I’m here, although a bit late.
I said spring, didn’t I?
As you know, I shut most of my online-self down around the first of the year, figuring the wild, wonderful Canada Reads ride would give you enough to read, hear and see of me without my endlessly chirping along in the blogosphere as well. 🙂 It seems so long ago now, but please know that I am forever grateful for your support and enthusiasm during that amazing, busy time!
In turning down the volume on the non-stop buzz of the Internet, I also hoped to find balance between creativity and the webby corners of my brain. There’s lots of talk these days about the value of the net vs. the net’s ability to drive a wedge into the creative process. Only speaking for myself, I can say with confidence that my long-term projects tend to thrive when I limit (and strategically halt) my “connectivity.”

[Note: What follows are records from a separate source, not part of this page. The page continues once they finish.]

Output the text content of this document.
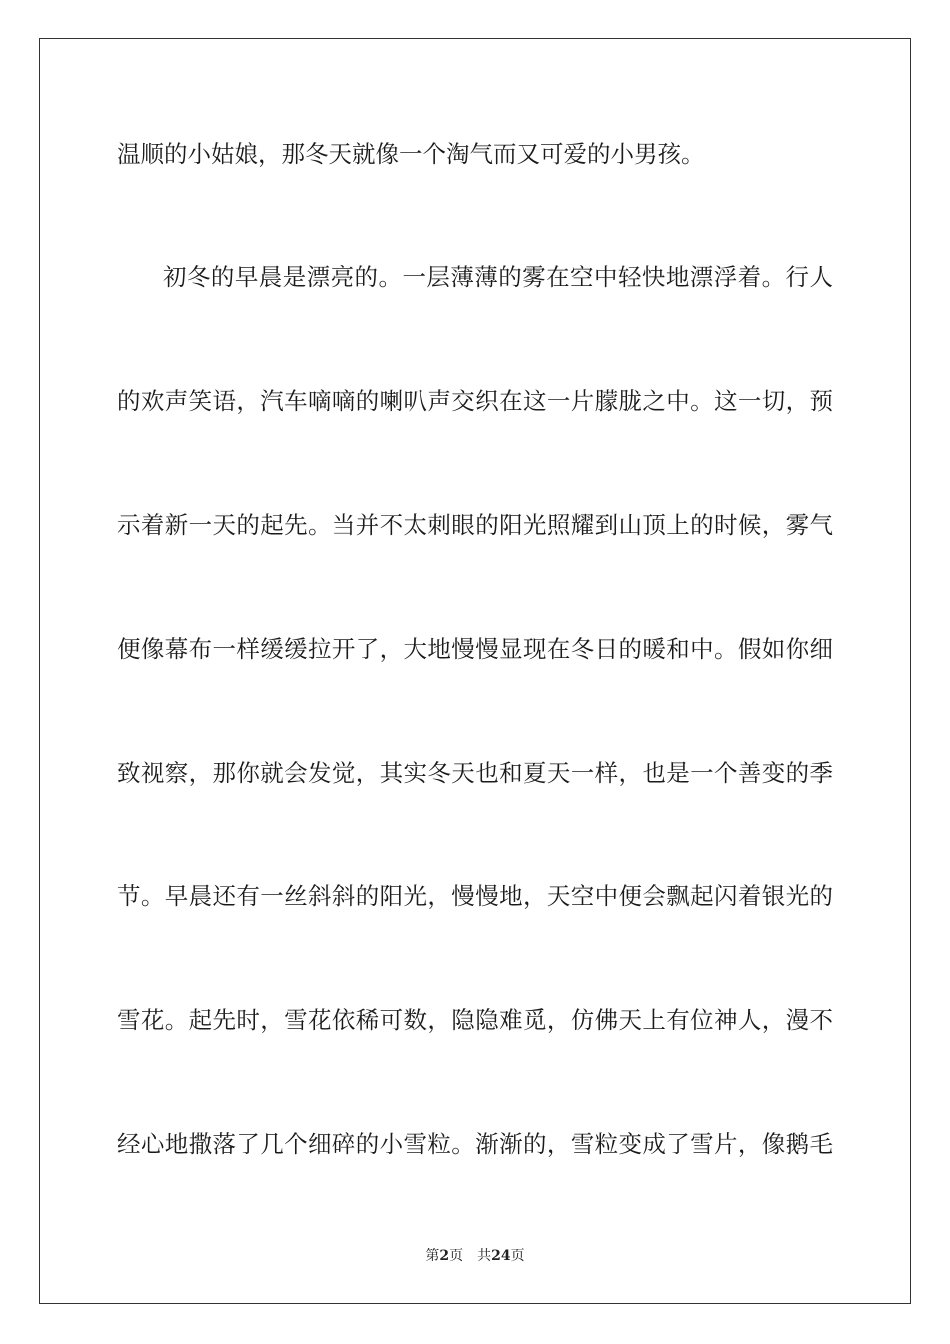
温顺的小姑娘，那冬天就像一个淘气而又可爱的小男孩。
初冬的早晨是漂亮的。一层薄薄的雾在空中轻快地漂浮着。行人
的欢声笑语，汽车嘀嘀的喇叭声交织在这一片朦胧之中。这一切，预
示着新一天的起先。当并不太刺眼的阳光照耀到山顶上的时候，雾气
便像幕布一样缓缓拉开了，大地慢慢显现在冬日的暖和中。假如你细
致视察，那你就会发觉，其实冬天也和夏天一样，也是一个善变的季
节。早晨还有一丝斜斜的阳光，慢慢地，天空中便会飘起闪着银光的
雪花。起先时，雪花依稀可数，隐隐难觅，仿佛天上有位神人，漫不
经心地撒落了几个细碎的小雪粒。渐渐的，雪粒变成了雪片，像鹅毛
第2页 共24页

“And so we ask the Internet to keep interrupting us in ever more varied ways. We willingly accept the loss of concentration and focus, the fragmentation of our attention, and the thinning of our thoughts in return for the wealth of compelling, or at least diverting, information we receive.
What we’re experiencing is, in a metaphorical sense, a reversal of the early trajectory of civilization: We are evolving from cultivators of personal knowledge into hunters and gatherers in the electronic data forest. in the process, we seem fated to sacrifice much of what makes our minds so interesting.”
– Nicholas Carr, author of The Shallows: What the Internet is Doing to Our Brains.
In recent days, I’ve also been struggling to find a new kind of balance in my life after the sudden loss of my father. When I started writing my second novel, both my parents were still alive. I had no idea that I would be without both of them as this process came to a close.
It’s too soon for details, too fresh in the heart. (Except to say that cancer has done many terrible things to far too many people in my life (and in every one’s lives.)
These are days of wandering, of the sun coming up far too early.
I’ve yet to understand what it means to be an orphan.
Thank heavens for family, friends and poetry. I have turned to the arms of loved ones, and the words of T.S. Eliot (“April is the cruelest month,”) and Auden’s Funeral Blues, and again and again to Whitman, who always manages to see me through.
I’ll write more soon, but until then, I wish you a better today than yesterday, and a heart that beats with hope (even when it frets) towards tomorrow.
peace,
Ami
166. O Me! O Life! (Walt Whitman from Leaves of Grass)
O Me! O Life! …of the questions of these recurring;
Of the endless trains of the faithless – of critics fill’d with the foolish;
Of myself forever reproaching myself, (for who more foolish than I, and who more faithless?)
Of eyes that vainly crave the light – of the objects mean- of the struggle ever renew’d;
Of the poor results of all- of the plodding and sordid crowds I see around me;
Of the empty and useless years of the rest-with the rest me intertwined;
The question, O me! so sad, recurring-What good amid these, O me, O life?Answer.
That you are here-that life exists, and identity;
That the powerful play goes on, and you will contribute a verse.